In relation to this technology adoption process, we are in a very significant historical moment and context. The physical and tangible world has been irreversibly combined with the digital world. This process is mainly due to the expansion and development of transversal technologies that facilitate it. Technologies such as the internet of things, 3D printing, artificial intelligence, simulation, robotics, cyber security... Not to mention technological areas in which the role played by digitization makes them advance, too , at high speeds: biomedicine, chemistry, drug development...

In this context, it is more relevant than ever that companies become aware that they are part of an innovation ecosystem where the necessary elements are found to facilitate technological adoption and innovative activity.
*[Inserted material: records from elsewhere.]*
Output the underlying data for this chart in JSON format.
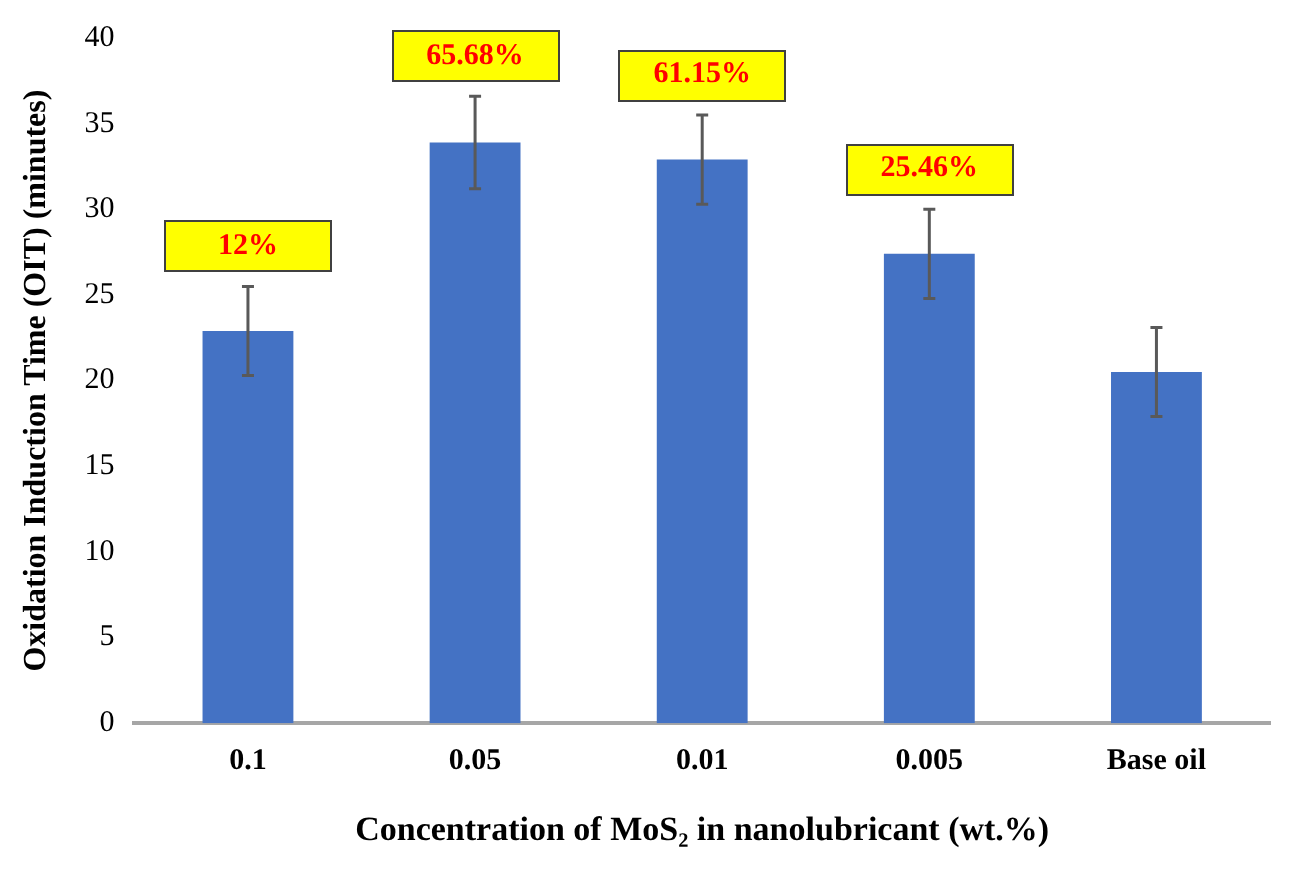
{
  "chart_data": {
    "type": "bar",
    "xlabel": "Concentration of MoS₂ in nanolubricant (wt.%)",
    "ylabel": "Oxidation Induction Time (OIT) (minutes)",
    "categories": [
      "0.1",
      "0.05",
      "0.01",
      "0.005",
      "Base oil"
    ],
    "values": [
      22.9,
      33.9,
      32.9,
      27.4,
      20.5
    ],
    "errors": [
      2.6,
      2.7,
      2.6,
      2.6,
      2.6
    ],
    "color": "#4472c4",
    "ylim": [
      0,
      40
    ],
    "yticks": [
      0,
      5,
      10,
      15,
      20,
      25,
      30,
      35,
      40
    ],
    "grid": false,
    "legend": false,
    "annotations": [
      "12%",
      "65.68%",
      "61.15%",
      "25.46%"
    ]
  }
}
The physical limits that determine a innovation ecosystem are territorial. Thus, we can refer to the innovation ecosystem of a district or neighborhood, of a city, of a region, of a country... But, in any case, in all innovation ecosystems a series of agents are identified that are key and necessary for the efficiency of what takes place there. In a generic way, these actors can be grouped into the following categories: 

  • Linking Agents: they are institutions, both public and private, which, among their multiple functions, have that of connecting organizations with similar interests in order to take advantage of synergies and take greater momentum between them. This would be the case of chambers of commerce, employers or public innovation support agencies.
  • Enabling Agents: they are those who contribute resources to the ecosystem for to promote the development of new projects, either inside or outside the habitat itself. In other words, they provide tools, financial resources, infrastructure, talent or consultancy. They correspond to initiatives such as incubators, accelerators, investment funds, training centers or co-working spaces, among others.
  • Knowledge Generating Agents:  organizations and institutions focused on research and development. Actors in the ecosystem that generate knowledge and that, at the same time, promote the creation of new projects and develop innovative technologies and technological solutions. This is the case of technology centers, research and design centers or some university departments.
  • Promoting Agents: they are those actors who carry out dissemination tasks, disclosure, dissemination and promotion of innovation that takes place in the ecosystem. In this category we find public agencies or media.
  • Communities: this is a type of agent that is often born without a formal structure or organization and that has been emerging in ecosystems in a visible way in recent years. Communities form, grow and develop beyond public innovation policies and bring stability and sustainability to the ecosystem. 

Companies must regularly take a look at their day-to-day life to be able to perceivethe ecosystem that surrounds them and be able to make those decisions that allow them to take advantage of the agents that make it up in the most efficient and intelligent way possible.